Faltam medidas ao nível da fiscalidade, que, por exemplo, tornem o IMT, em tempos chamado o imposto mais estúpido, num imposto mais inteligente, que serve como instrumento para promover uma afetação mais eficiente do parque habitacional. Se temos famílias a viver em alojamentos sublotados e outras em sobrelotação, não faz sentido que todas paguem IMT quando, no fundo, só estão a “trocar” de casa entre elas e a corrigir estas ineficiências. Também o incentivo perverso do Programa de Apoio ao Arrendamento, faz com os senhorios procurem arrendar a famílias de maiores rendimentos e reduzir a tributação em função de intervalos de duração dos contratos de arrendamento é um bocado estúpido. O Mais Habitação podia ter corrigido isso.
Faltam medidas destinadas à reabilitação urbana nas áreas metropolitanas de Lisboa e Porto, onde mora a grande maioria da população portuguesa, que procurem mitigar os efeitos de uma expansão urbana sem ordenamento. Faltam medidas que subsidiem a transformação que as casas dos segmentos mais vulneráveis da população, como os idosos e quem tem problemas de mobilidade, necessitam.
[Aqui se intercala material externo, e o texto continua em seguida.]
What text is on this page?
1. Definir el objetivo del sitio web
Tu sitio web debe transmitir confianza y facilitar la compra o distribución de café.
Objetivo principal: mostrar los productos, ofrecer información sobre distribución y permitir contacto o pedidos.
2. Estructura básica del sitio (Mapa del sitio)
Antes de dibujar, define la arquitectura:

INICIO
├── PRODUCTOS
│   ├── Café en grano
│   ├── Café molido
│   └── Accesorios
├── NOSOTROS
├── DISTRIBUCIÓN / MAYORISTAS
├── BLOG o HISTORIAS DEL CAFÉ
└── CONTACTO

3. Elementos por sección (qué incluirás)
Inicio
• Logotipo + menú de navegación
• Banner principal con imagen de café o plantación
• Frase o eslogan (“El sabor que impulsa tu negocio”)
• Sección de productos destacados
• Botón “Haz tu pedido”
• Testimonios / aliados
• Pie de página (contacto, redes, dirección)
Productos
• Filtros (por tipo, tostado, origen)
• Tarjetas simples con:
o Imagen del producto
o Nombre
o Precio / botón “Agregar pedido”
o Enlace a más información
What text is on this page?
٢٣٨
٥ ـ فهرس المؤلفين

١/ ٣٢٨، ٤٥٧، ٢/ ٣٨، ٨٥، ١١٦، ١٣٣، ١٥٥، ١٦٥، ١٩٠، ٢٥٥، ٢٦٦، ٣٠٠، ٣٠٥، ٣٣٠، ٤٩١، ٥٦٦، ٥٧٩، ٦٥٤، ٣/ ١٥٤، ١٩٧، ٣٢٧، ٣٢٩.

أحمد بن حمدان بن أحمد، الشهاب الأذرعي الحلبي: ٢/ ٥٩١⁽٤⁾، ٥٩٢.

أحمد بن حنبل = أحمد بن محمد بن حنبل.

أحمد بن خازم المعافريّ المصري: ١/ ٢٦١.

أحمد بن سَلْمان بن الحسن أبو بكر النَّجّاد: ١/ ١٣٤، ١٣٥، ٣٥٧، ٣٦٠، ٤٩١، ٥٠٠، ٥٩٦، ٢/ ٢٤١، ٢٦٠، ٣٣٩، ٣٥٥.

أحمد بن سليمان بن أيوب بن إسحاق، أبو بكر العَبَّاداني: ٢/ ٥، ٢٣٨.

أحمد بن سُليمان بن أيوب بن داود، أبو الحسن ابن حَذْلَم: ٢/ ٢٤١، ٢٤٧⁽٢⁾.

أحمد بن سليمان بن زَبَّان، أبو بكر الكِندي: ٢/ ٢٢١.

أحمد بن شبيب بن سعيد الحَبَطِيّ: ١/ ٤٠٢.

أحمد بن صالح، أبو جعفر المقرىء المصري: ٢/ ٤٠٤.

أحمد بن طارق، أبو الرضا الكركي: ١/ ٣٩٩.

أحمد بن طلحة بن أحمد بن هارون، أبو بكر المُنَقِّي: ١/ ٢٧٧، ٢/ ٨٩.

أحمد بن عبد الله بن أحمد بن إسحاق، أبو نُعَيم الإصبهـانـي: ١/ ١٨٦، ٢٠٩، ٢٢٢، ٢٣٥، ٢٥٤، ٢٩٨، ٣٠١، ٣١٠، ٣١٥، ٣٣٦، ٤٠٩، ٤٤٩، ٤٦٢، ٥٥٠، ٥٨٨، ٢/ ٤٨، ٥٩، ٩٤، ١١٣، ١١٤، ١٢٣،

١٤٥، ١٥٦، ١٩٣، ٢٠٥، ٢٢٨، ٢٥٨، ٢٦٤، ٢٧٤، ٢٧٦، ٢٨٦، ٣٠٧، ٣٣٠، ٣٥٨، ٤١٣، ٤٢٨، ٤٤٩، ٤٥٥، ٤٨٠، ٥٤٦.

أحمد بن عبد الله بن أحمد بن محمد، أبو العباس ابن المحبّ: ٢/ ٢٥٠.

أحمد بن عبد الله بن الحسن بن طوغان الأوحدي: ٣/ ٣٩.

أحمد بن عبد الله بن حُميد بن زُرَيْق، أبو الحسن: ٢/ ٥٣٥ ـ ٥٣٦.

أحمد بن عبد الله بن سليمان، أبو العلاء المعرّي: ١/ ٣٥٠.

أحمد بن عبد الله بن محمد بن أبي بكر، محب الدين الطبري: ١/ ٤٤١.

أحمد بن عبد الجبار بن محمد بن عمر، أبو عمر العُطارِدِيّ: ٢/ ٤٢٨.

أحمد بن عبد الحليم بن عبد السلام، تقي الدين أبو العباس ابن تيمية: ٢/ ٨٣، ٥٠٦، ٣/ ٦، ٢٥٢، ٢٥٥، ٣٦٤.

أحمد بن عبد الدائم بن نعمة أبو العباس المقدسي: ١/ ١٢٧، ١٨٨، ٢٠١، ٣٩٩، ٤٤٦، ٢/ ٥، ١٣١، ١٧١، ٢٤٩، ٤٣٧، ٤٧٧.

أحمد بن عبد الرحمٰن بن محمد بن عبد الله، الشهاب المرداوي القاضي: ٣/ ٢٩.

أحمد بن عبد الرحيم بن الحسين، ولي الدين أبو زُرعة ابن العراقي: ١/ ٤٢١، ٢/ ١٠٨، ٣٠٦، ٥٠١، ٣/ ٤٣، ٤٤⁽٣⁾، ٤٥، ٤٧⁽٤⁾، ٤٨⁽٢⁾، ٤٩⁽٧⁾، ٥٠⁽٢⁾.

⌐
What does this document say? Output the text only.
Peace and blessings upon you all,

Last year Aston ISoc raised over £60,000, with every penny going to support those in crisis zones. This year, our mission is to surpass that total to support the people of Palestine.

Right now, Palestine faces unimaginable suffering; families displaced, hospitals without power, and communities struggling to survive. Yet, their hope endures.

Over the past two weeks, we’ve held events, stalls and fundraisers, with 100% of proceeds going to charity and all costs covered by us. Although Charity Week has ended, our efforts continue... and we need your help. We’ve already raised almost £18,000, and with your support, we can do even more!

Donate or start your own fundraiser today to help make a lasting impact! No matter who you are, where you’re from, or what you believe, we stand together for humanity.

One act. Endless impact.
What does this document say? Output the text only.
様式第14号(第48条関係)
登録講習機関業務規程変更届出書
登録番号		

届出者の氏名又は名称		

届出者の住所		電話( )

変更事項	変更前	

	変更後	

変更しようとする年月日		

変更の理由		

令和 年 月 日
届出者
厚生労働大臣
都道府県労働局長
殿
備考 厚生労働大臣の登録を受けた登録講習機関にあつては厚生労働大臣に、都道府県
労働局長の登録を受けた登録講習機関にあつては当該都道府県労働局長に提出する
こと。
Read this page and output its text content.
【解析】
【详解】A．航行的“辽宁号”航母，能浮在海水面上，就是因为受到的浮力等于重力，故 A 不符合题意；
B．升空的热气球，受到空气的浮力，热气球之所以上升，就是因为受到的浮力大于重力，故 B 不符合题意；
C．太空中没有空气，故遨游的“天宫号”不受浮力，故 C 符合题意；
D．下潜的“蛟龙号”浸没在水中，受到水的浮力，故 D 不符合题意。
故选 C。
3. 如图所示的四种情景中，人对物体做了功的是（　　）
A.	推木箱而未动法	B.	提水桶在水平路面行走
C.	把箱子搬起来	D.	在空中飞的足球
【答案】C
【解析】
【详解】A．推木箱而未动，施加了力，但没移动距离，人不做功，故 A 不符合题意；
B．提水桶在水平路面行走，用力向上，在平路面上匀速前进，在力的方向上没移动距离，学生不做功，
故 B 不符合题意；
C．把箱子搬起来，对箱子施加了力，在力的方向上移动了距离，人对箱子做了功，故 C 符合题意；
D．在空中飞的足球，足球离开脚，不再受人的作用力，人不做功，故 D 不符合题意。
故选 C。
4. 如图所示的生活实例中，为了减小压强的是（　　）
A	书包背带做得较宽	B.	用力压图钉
Fora do âmbito do Mais Habitação, mas importante, faltam as medidas que se relacionam com a justiça. Fala-se muito da proteção dos senhorios face a inquilinos que não pagam, esquece-se a proteção face a inquilinos que pagam mas destroem e também a proteção de inquilinos face a senhorios abusadores e incumpridores ou as casas vazias por conta de disputa de heranças. Sobretudo, faltam ao Mais Habitação medidas de oferta pública de habitação, sobretudo através do património que o Estado já tem.
Mas há alguma medida positiva no Mais Habitação? Qual?
Sim, claro. Era difícil que fosse tudo mau. Saúdo o fim dos vistos gold, confesso que por questão de princípio, não propriamente por esperados impactos no mercado imobiliário. A simplificação dos licenciamentos parece-me bem, na medida em que vise burocracia e procedimentos inúteis que atrasam, complicam e encarecem sem qualquer contrapartida em termos de preservação de património, nomeadamente o arquitetónico. As medidas relativas às cooperativas carecem de
aperfeiçoamento, mas vejo com bons olhos que se dê novamente atenção a esta forma de ter habitação.